Terminating recursive query with a condition on entire level of recursion - Postgres - sql

Say i have the following table, called graph:
_id
relates
1
{2, 3}
2
{4}
3
{5, 6}
4
{3, 7}
5
{}
6
{}
7
{}
Here it is in graph form:
graph
My problem is to write a recursive query to find the shortest path between two nodes. In this example i will aim to find the shortest path between nodes 1 and 3.
The following query works fine and solves the problem.
with recursive pathFrom1to3(_id, relates, lvl, _path) as
(
select _id, relates, 1 as lvl, ARRAY[_id]
from graph
where _id = 1
union
select g._id, g.relates, p.lvl+1 as lvl, _path || g._id
from pathFrom1to3 p join graph g on g._id = any(p.relates)
where not g._id = any(p._path) -- handles cycles (not applicable for this example)
)
select * from pathFrom1To3
where _id = 3
limit 1
The recursive query actually finds all possible paths from starting from node 1, until it cannot find any more paths, so after the recursion is over, we are left with this table:
_id
relates
lvl
_path
1
{2, 3}
1
{1}
2
{4}
2
{1, 2}
3
{5, 6}
2
{1, 3}
4
{3, 7}
3
{1, 2, 4}
5
{}
3
{1, 3, 5}
6
{}
3
{1, 3, 6}
3
{5, 6}
4
{1, 2, 4, 3}
7
{}
4
{1, 2, 4, 7}
5
{}
5
{1, 2, 4, 3, 5}
6
{}
5
{1, 2, 4, 3, 6}
After we filter out for _id = 3 we get:
_id
relates
lvl
_path
3
{5, 6}
2
{1, 3}
3
{5, 6}
4
{1, 2, 4, 3}
And it is always the case that the shortest path is the path that we hit first (since the edges have no weight).

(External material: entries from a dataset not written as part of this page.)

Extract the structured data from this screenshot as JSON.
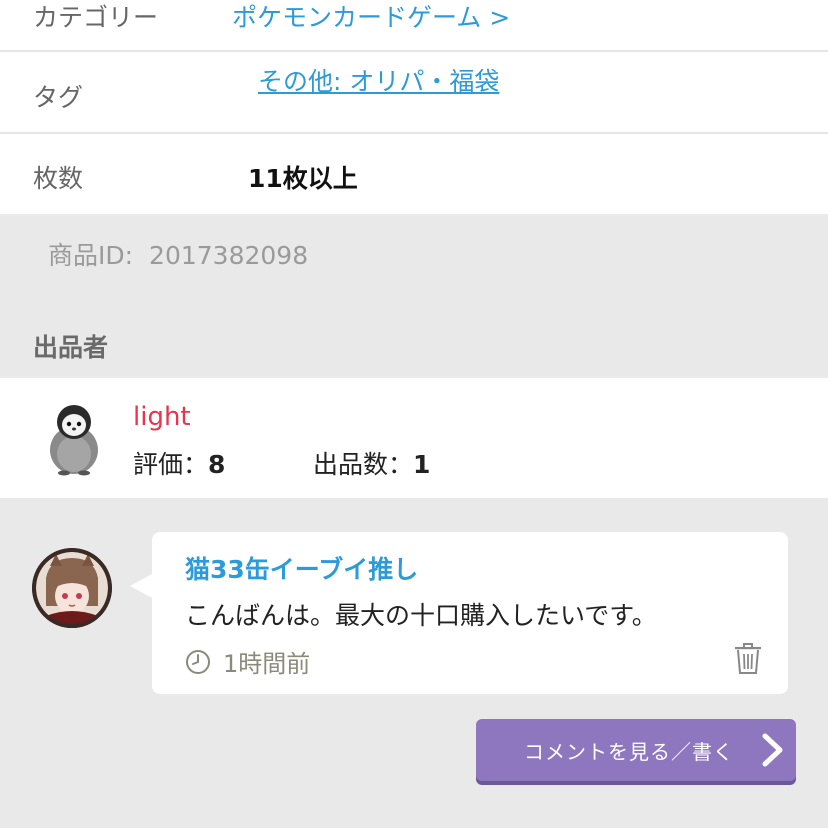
{
  "details": {
    "category_label": "カテゴリー",
    "category_value": "ポケモンカードゲーム >",
    "tag_label": "タグ",
    "tag_value": "その他: オリパ・福袋",
    "count_label": "枚数",
    "count_value": "11枚以上"
  },
  "product": {
    "id_label": "商品ID:",
    "id_value": "2017382098"
  },
  "seller_section": {
    "title": "出品者",
    "name": "light",
    "rating_label": "評価：",
    "rating_value": "8",
    "listings_label": "出品数：",
    "listings_value": "1"
  },
  "comment": {
    "author": "猫33缶イーブイ推し",
    "text": "こんばんは。最大の十口購入したいです。",
    "time": "1時間前"
  },
  "actions": {
    "comment_button_label": "コメントを見る／書く"
  },
  "colors": {
    "link_blue": "#2d9bd8",
    "seller_red": "#e8344e",
    "button_purple": "#8f77c0",
    "background_gray": "#e9e9e9"
  },
  "icons": [
    "penguin-avatar",
    "user-avatar",
    "clock-icon",
    "trash-icon",
    "chevron-right-icon"
  ]
}
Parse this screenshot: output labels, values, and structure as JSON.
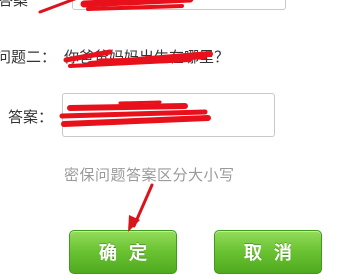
{
  "form": {
    "answer1_label": "答案",
    "question2_label": "问题二：",
    "question2_text": "你爸爸妈妈出生在哪里？",
    "answer2_label": "答案：",
    "hint": "密保问题答案区分大小写"
  },
  "buttons": {
    "confirm_label": "确定",
    "cancel_label": "取消"
  },
  "colors": {
    "button_green": "#6cc433",
    "scribble_red": "#e8101a",
    "arrow_red": "#d8141c"
  },
  "icons": {
    "annotation": "arrow-annotation-icon"
  }
}
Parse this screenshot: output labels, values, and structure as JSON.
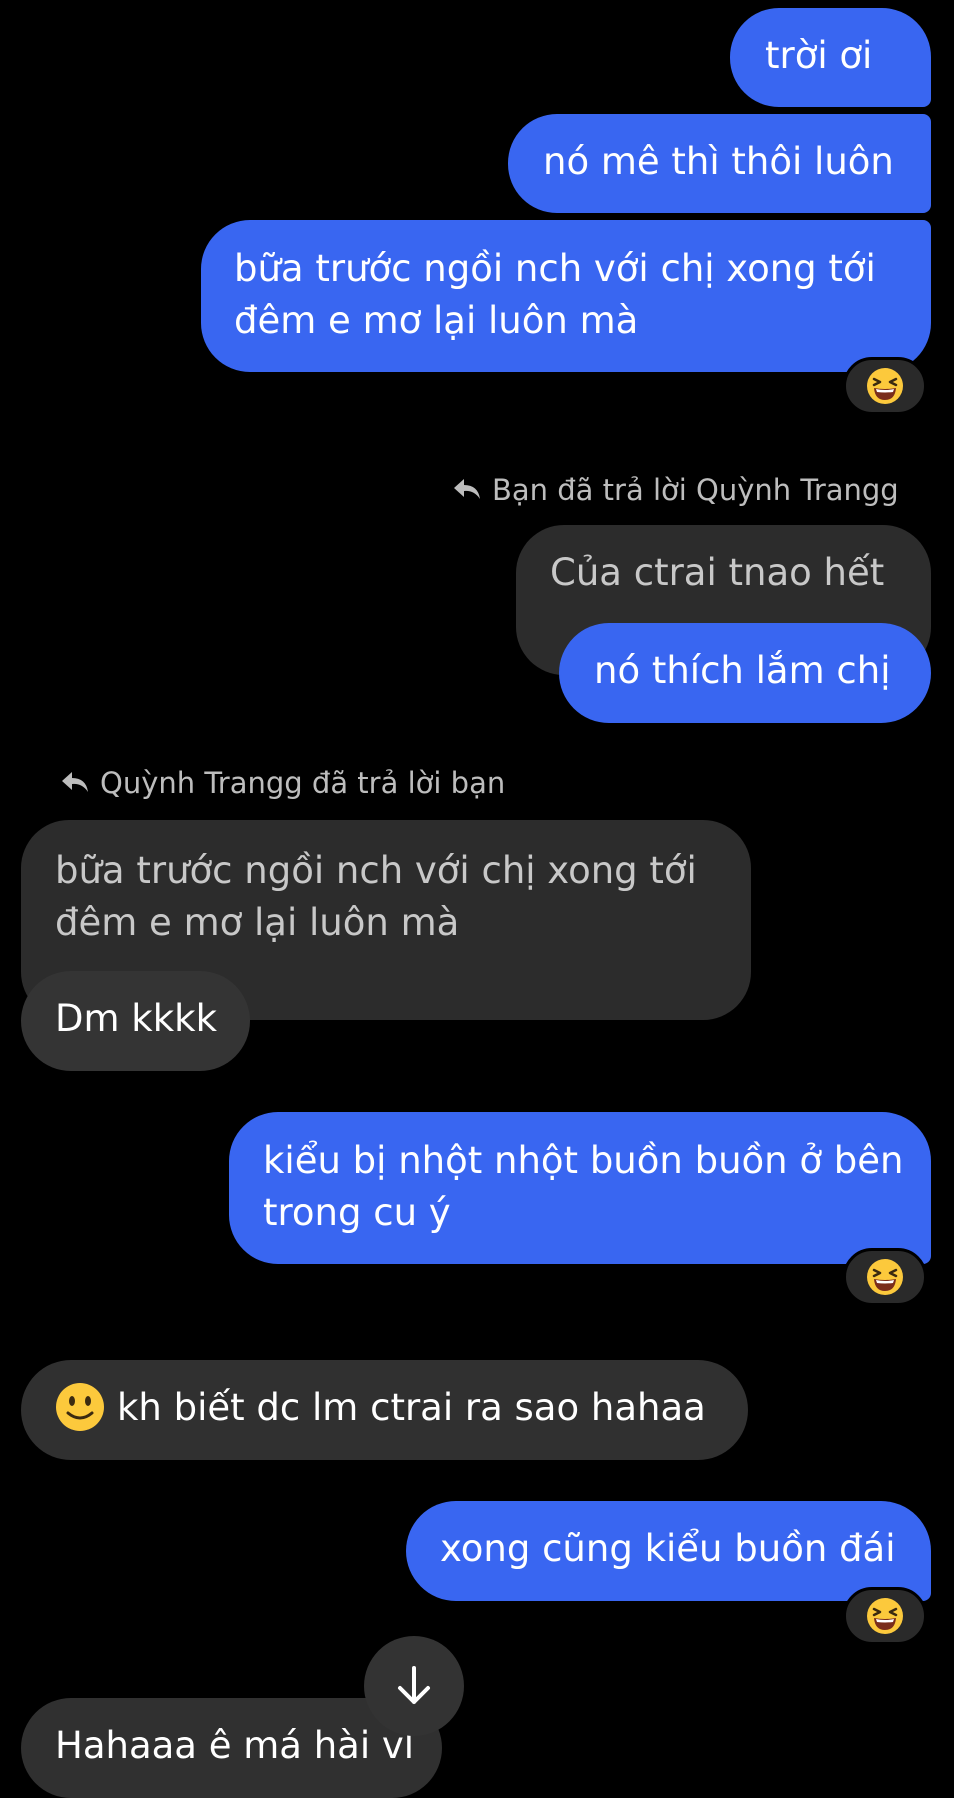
{
  "theme": {
    "background": "#000000",
    "outgoing_bubble": "#3966f1",
    "incoming_bubble": "#303030",
    "quoted_bubble": "#2c2c2c"
  },
  "messages": [
    {
      "id": "m1",
      "direction": "out",
      "text": "trời ơi"
    },
    {
      "id": "m2",
      "direction": "out",
      "text": "nó mê thì thôi luôn"
    },
    {
      "id": "m3",
      "direction": "out",
      "text": "bữa trước ngồi nch với chị xong tới đêm e mơ lại luôn mà",
      "reaction": "laughing-emoji"
    },
    {
      "id": "m4",
      "direction": "out",
      "reply_label": "Bạn đã trả lời Quỳnh Trangg",
      "quoted_text": "Của ctrai tnao hết",
      "text": "nó thích lắm chị"
    },
    {
      "id": "m5",
      "direction": "in",
      "reply_label": "Quỳnh Trangg đã trả lời bạn",
      "quoted_text": "bữa trước ngồi nch với chị xong tới đêm e mơ lại luôn mà",
      "text": "Dm kkkk"
    },
    {
      "id": "m6",
      "direction": "out",
      "text": "kiểu bị nhột nhột buồn buồn ở bên trong cu ý",
      "reaction": "laughing-emoji"
    },
    {
      "id": "m7",
      "direction": "in",
      "emoji": "slightly-smiling-emoji",
      "text": "kh biết dc lm ctrai ra sao hahaa"
    },
    {
      "id": "m8",
      "direction": "out",
      "text": "xong cũng kiểu buồn đái",
      "reaction": "laughing-emoji"
    },
    {
      "id": "m9",
      "direction": "in",
      "text": "Hahaaa ê má hài vl"
    }
  ],
  "scroll_button": {
    "icon": "arrow-down-icon"
  }
}
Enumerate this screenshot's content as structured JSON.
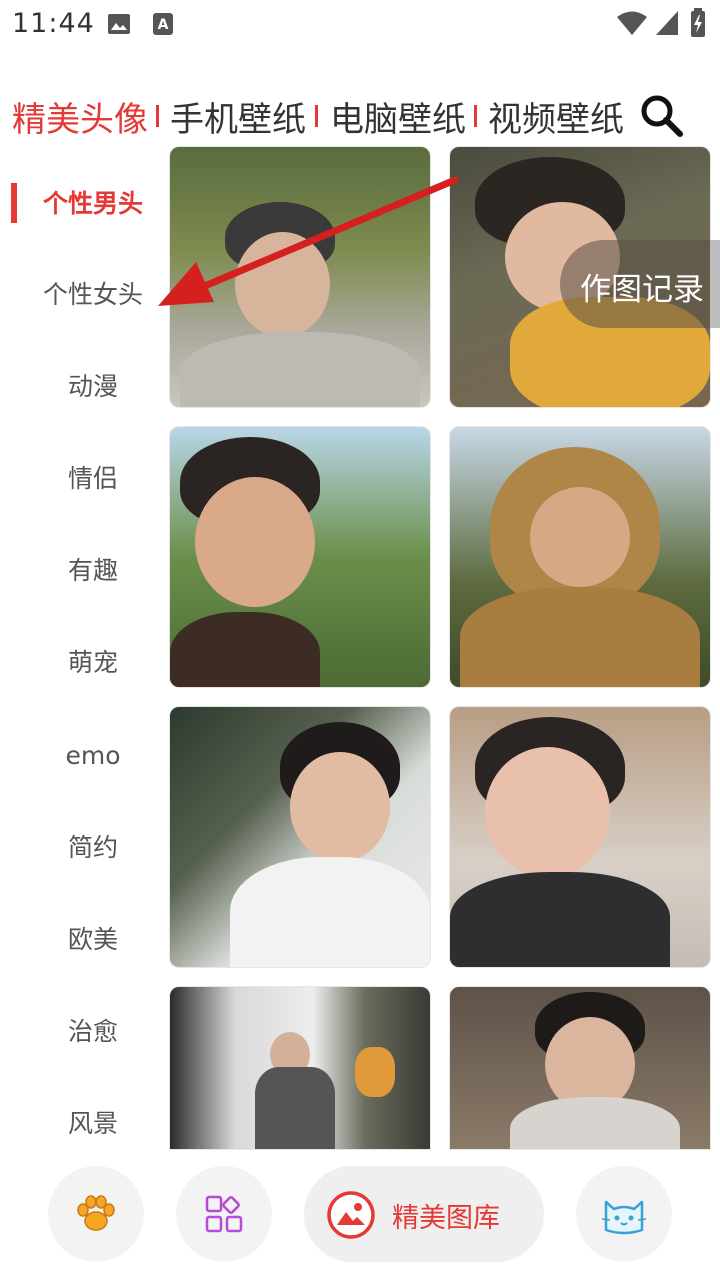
{
  "status_bar": {
    "time": "11:44"
  },
  "top_tabs": [
    {
      "label": "精美头像",
      "active": true
    },
    {
      "label": "手机壁纸",
      "active": false
    },
    {
      "label": "电脑壁纸",
      "active": false
    },
    {
      "label": "视频壁纸",
      "active": false
    }
  ],
  "sidebar": {
    "items": [
      {
        "label": "个性男头",
        "active": true
      },
      {
        "label": "个性女头"
      },
      {
        "label": "动漫"
      },
      {
        "label": "情侣"
      },
      {
        "label": "有趣"
      },
      {
        "label": "萌宠"
      },
      {
        "label": "emo"
      },
      {
        "label": "简约"
      },
      {
        "label": "欧美"
      },
      {
        "label": "治愈"
      },
      {
        "label": "风景"
      }
    ]
  },
  "record_button": {
    "label": "作图记录"
  },
  "bottom_nav": {
    "items": [
      {
        "icon": "paw-icon"
      },
      {
        "icon": "grid-icon"
      },
      {
        "icon": "gallery-icon",
        "label": "精美图库",
        "active": true
      },
      {
        "icon": "cat-icon"
      }
    ]
  },
  "colors": {
    "accent": "#e53935",
    "text": "#333333",
    "muted": "#555555"
  }
}
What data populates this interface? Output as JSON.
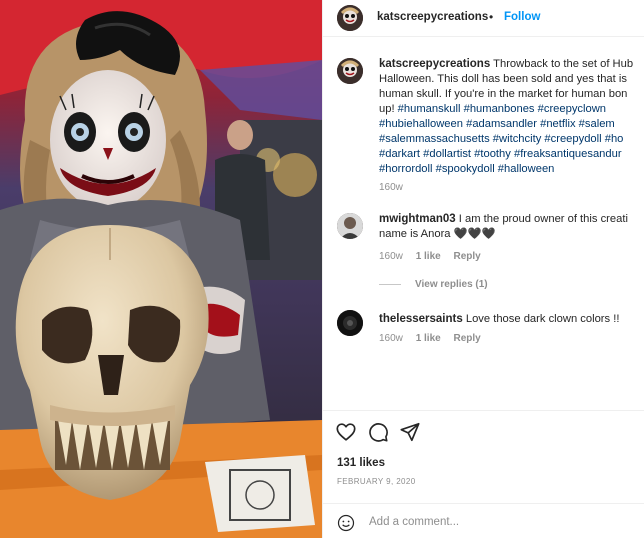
{
  "post": {
    "username": "katscreepycreations",
    "dot": "•",
    "follow_label": "Follow"
  },
  "caption": {
    "username": "katscreepycreations",
    "lines": [
      " Throwback to the set of Hub",
      "Halloween. This doll has been sold and yes that is",
      "human skull. If you're in the market for human bon",
      "up! "
    ],
    "hashtag_lines": [
      [
        "#humanskull",
        "#humanbones",
        "#creepyclown"
      ],
      [
        "#hubiehalloween",
        "#adamsandler",
        "#netflix",
        "#salem"
      ],
      [
        "#salemmassachusetts",
        "#witchcity",
        "#creepydoll",
        "#ho"
      ],
      [
        "#darkart",
        "#dollartist",
        "#toothy",
        "#freaksantiquesandur"
      ],
      [
        "#horrordoll",
        "#spookydoll",
        "#halloween"
      ]
    ],
    "age": "160w"
  },
  "comments": [
    {
      "username": "mwightman03",
      "line1": " I am the proud owner of this creati",
      "line2": "name is Anora 🖤🖤🖤",
      "age": "160w",
      "likes": "1 like",
      "reply": "Reply",
      "view_replies": "View replies (1)"
    },
    {
      "username": "thelessersaints",
      "line1": " Love those dark clown colors !!",
      "age": "160w",
      "likes": "1 like",
      "reply": "Reply"
    }
  ],
  "actions": {
    "icons": [
      "heart-icon",
      "comment-icon",
      "share-icon"
    ],
    "likes": "131 likes",
    "date": "FEBRUARY 9, 2020",
    "add_comment_placeholder": "Add a comment..."
  },
  "colors": {
    "link": "#00376b",
    "follow": "#0095f6",
    "muted": "#8e8e8e"
  }
}
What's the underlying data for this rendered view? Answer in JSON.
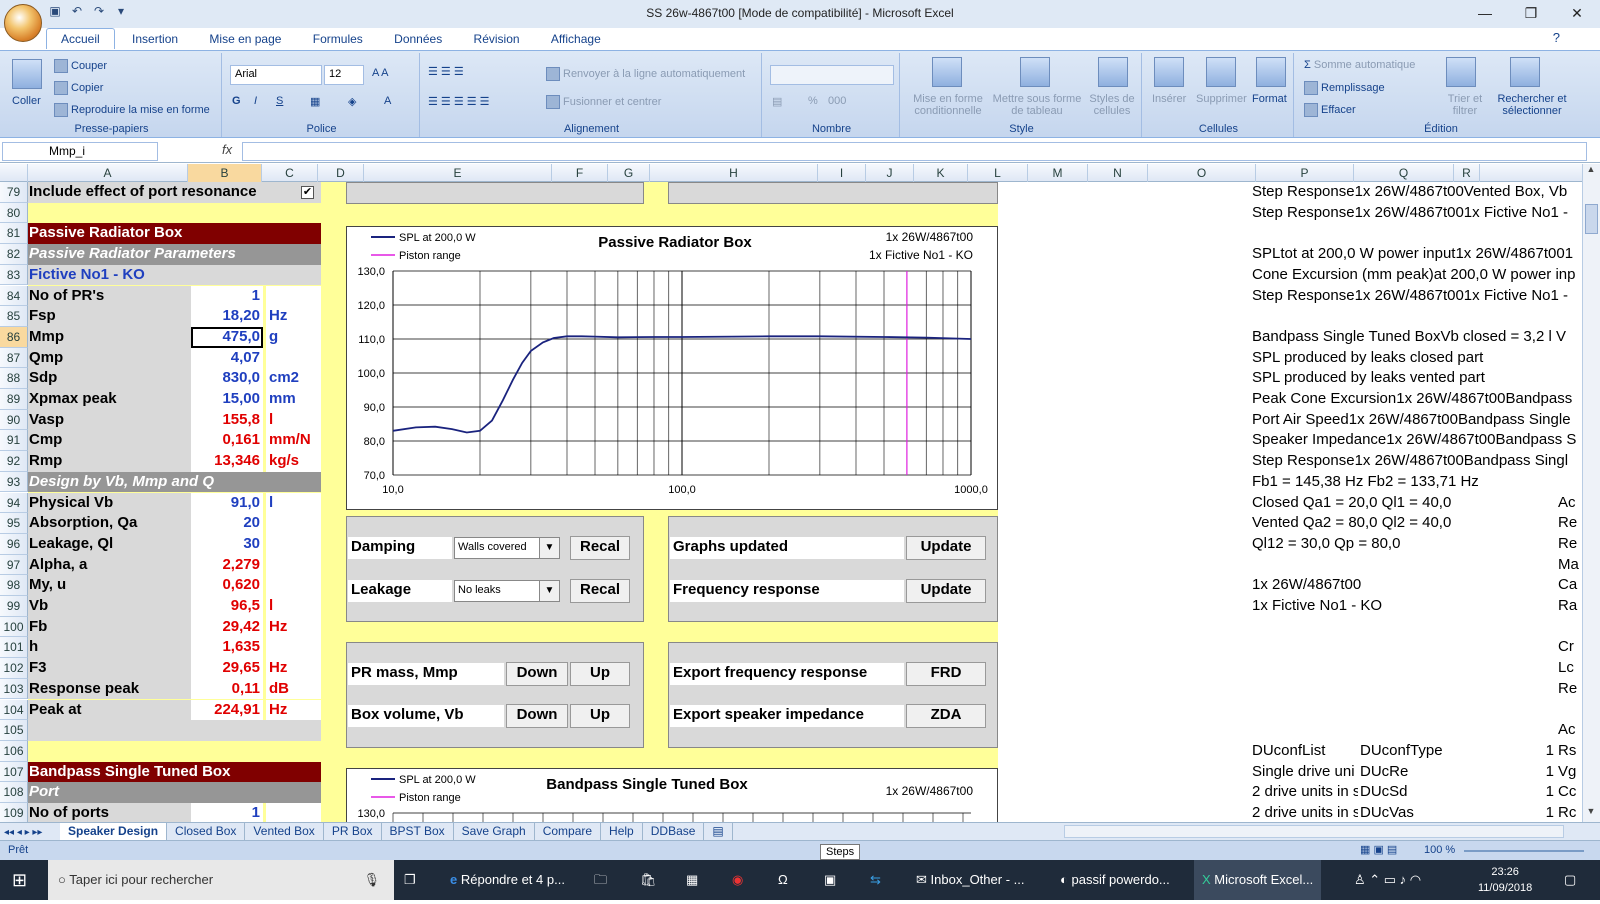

With the logic of our query that would be equivalent to the earliest returned record, so we can use LIMIT for this: limit 1
_id
relates
lvl
_path
3
{5, 6}
2
{1, 2, 4}
And there is the shortest path from node 1 to 3.
My issue is the fact that this query computes all paths from node 1, making it awfully inefficient if the target node is near the start of the search. My goal is to make the query stop searching (completely) right after it hits the target node, since we know there will not be any other shortest path to come.
I need a way to terminate the recursion completely when node 3 is reached.
If i try to add a terminator for the node itself, such as the query below, the recursion for the other nodes at the same level continues, since the terminating condition is still satisfied:
with recursive pathFrom1to3(_id, relates, lvl, _path) as
(
select _id, relates, 1 as lvl, ARRAY[_id]
from graph
where _id = 1
union
select g._id, g.relates, p.lvl+1 as lvl, _path || g._id
from pathFrom1to3 p join graph g on g._id = any(p.relates)
where not g._id = any(p._path) -- handles cycles (not applicable for this example)
**and not p._id = 3**
)
select * from pathFrom1To3
produces:
_id
relates
lvl
_path
1
{2, 3}
1
{1}
2
{4}
2
{1, 2}
3
{5, 6}
2
{1, 3}
4
{3, 7}
3
{1, 2, 4}
3
{5, 6}
4
{1, 2, 4, 3}
7
{}
4
{1, 2, 4, 7}
5
{}
5
{1, 2, 4, 3, 5}
6
{}
5
{1, 2, 4, 3, 6}
Notice that the recursion stops for when node 3 is reached the first time; nodes 5 and 6 doesn't get searched further because node 3 was hit. But the recursion continues for node 4 (from node 2) because the p._id is not 3, it is 2.
We need a way to terminate the recursion when it reaches node 3 for the entire level.
My idea is to create a reached column which is 0 when the _id is not 3 and 1 when the _id is 3.
Then we can use SUM to check the sum of the reached values for the entire level and if it is not 0 then we terminate, but i am struggling to write this as a query.
here is my attempt at writing it:
with recursive pathFrom1to3(_id, relates, lvl, _path, reached, lvlReached) as
(
select _id, relates, 1 as lvl, ARRAY[_id], 0 as reached, 0 as lvlReached
from graph
where _id = 1
union
select _id, relates, lvl, _path, reached, lvlReached from
(
select g._id, g.relates, p.lvl+1 as lvl, _path || g._id,
case when 3 = any(g.relates) then 1 else 0 end as reached
from pathFrom1to3 p join graph g on g._id = any(p.relates)
where not g._id = any(p._path) -- handles cycles
) mainRecursion
join
(
select lvl, sum(reached) as lvlReached
from pathFrom1To3
group by lvl
) lvlReached
on mainRecursion.lvl = lvlReach.lvl
where lvlReached = 0
)
select * from pathFrom1To3
This gives me the error:
recursive reference to query "pathFrom1to3" must not appear more than once.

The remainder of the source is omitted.